20 years to build a colony is still outrageous. In that time, we would have had to:
design an entirely new class of spaceship
Build lots of them.
Design and build mass drivers on the moon
Prospect for, mine, and transport millions of kilos of material to the mass drivers.
Build in-situ construction facilities for recieving said mass and shaping it into a colony.
Outfit the colony with an infrastructure. Electrical, water, sewage, roads, etc.
Transport up thousands of people, build dwellings for them, give them jobs, provide initial foodstocks, etc.
In the 60’s, we already had experience with large engineering projects. The Boeing 747 took five years from first concept to first flight, and it was just a relatively simple extrapolation of well known construction techniques and concepts.
I suspect O’Neill picked the smallest number he thought he could plausibly get away with in order to drum up support for his ideas.

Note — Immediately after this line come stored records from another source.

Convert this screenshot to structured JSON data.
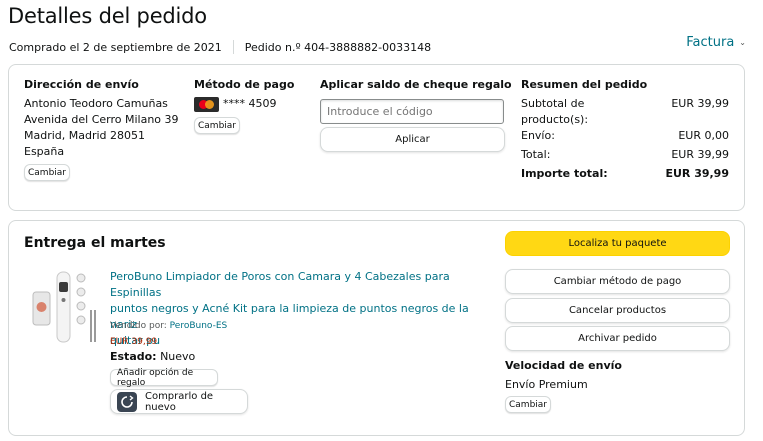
{
  "header": {
    "title": "Detalles del pedido",
    "order_date": "Comprado el 2 de septiembre de 2021",
    "order_number": "Pedido n.º 404-3888882-0033148",
    "invoice_label": "Factura"
  },
  "shipping_address": {
    "heading": "Dirección de envío",
    "lines": [
      "Antonio Teodoro Camuñas",
      "Avenida del Cerro Milano 39",
      "Madrid, Madrid 28051",
      "España"
    ],
    "change_label": "Cambiar"
  },
  "payment": {
    "heading": "Método de pago",
    "card_masked": "**** 4509",
    "change_label": "Cambiar"
  },
  "gift_card": {
    "heading": "Aplicar saldo de cheque regalo",
    "placeholder": "Introduce el código",
    "apply_label": "Aplicar"
  },
  "summary": {
    "heading": "Resumen del pedido",
    "rows": [
      {
        "label": "Subtotal de producto(s):",
        "value": "EUR 39,99"
      },
      {
        "label": "Envío:",
        "value": "EUR 0,00"
      },
      {
        "label": "Total:",
        "value": "EUR 39,99"
      },
      {
        "label": "Importe total:",
        "value": "EUR 39,99"
      }
    ]
  },
  "delivery": {
    "heading": "Entrega el martes",
    "product": {
      "title_lines": [
        "PeroBuno Limpiador de Poros con Camara y 4 Cabezales para Espinillas",
        "puntos negros y Acné Kit para la limpieza de puntos negros de la nariz",
        "quitar pu"
      ],
      "seller_label": "Vendido por:",
      "seller_name": "PeroBuno-ES",
      "price": "EUR 39,99",
      "state_label": "Estado:",
      "state_value": "Nuevo",
      "gift_label": "Añadir opción de regalo",
      "rebuy_label": "Comprarlo de nuevo"
    },
    "actions": {
      "track": "Localiza tu paquete",
      "change_payment": "Cambiar método de pago",
      "cancel": "Cancelar productos",
      "archive": "Archivar pedido"
    },
    "speed": {
      "heading": "Velocidad de envío",
      "value": "Envío Premium",
      "change_label": "Cambiar"
    }
  },
  "colors": {
    "link": "#007185",
    "price": "#b12704",
    "primary_button": "#ffd814",
    "border": "#d5d9d9"
  }
}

It’s a lot easier to make people enthusiastic over something that might happen in their lifetime than 100 years in the future.
Well, I suspect you’re right about that. As I said, 20 years is an extreme lower bound, based upon a massive and compounding effort to build up a colony; this was at the time that the environmental movement, impelled by Rachel Carson’s Silent Spring (and those crying Italian Indians) and continued with the Club of Rome’s report “Limits of Growth” were were predicting massive resource depletion and worldwide famine in the Eighties. For O’Neill and his followers, the colonization of space wasn’t just about exploration or expanding scientific knowledge, but moving the mass of humanity and their industrial activities off the planet’s surface; to this end, they were planning on a huge, single-minded effort by humanity in achieving this goal. At the very least, this was politically naive, but if we were to make such a concentrated effort, utilizing every scientific and intellectual resource available, something on the close order of 50 years would be achievable. Instead of thinking about the 747 (a commercial project demanding an economic return on investment) think in terms of the Manhattan Project or the Minuteman development.
Of course, the Club of Rome’s most dire predictions have not (yet) come to pass, and as time goes on we see that those claims were, if not completely invalid, misguided and exaggerated. The impetus to expend such resources and effort on a speculative and far-reaching program has never come to pass, and the notion of transporting billions of people off-planet into orbiting habitats is a pipe dream short of erecting some tolatarian world government. The people who end up populating space will be those who are born there.
In any case, this did not happen, and the odds of it happening within our lifetimes are miniscule to say the least. But this does not mean that, should we find the political will to do so, that the technical and logistical problems could not be addressed and resolved.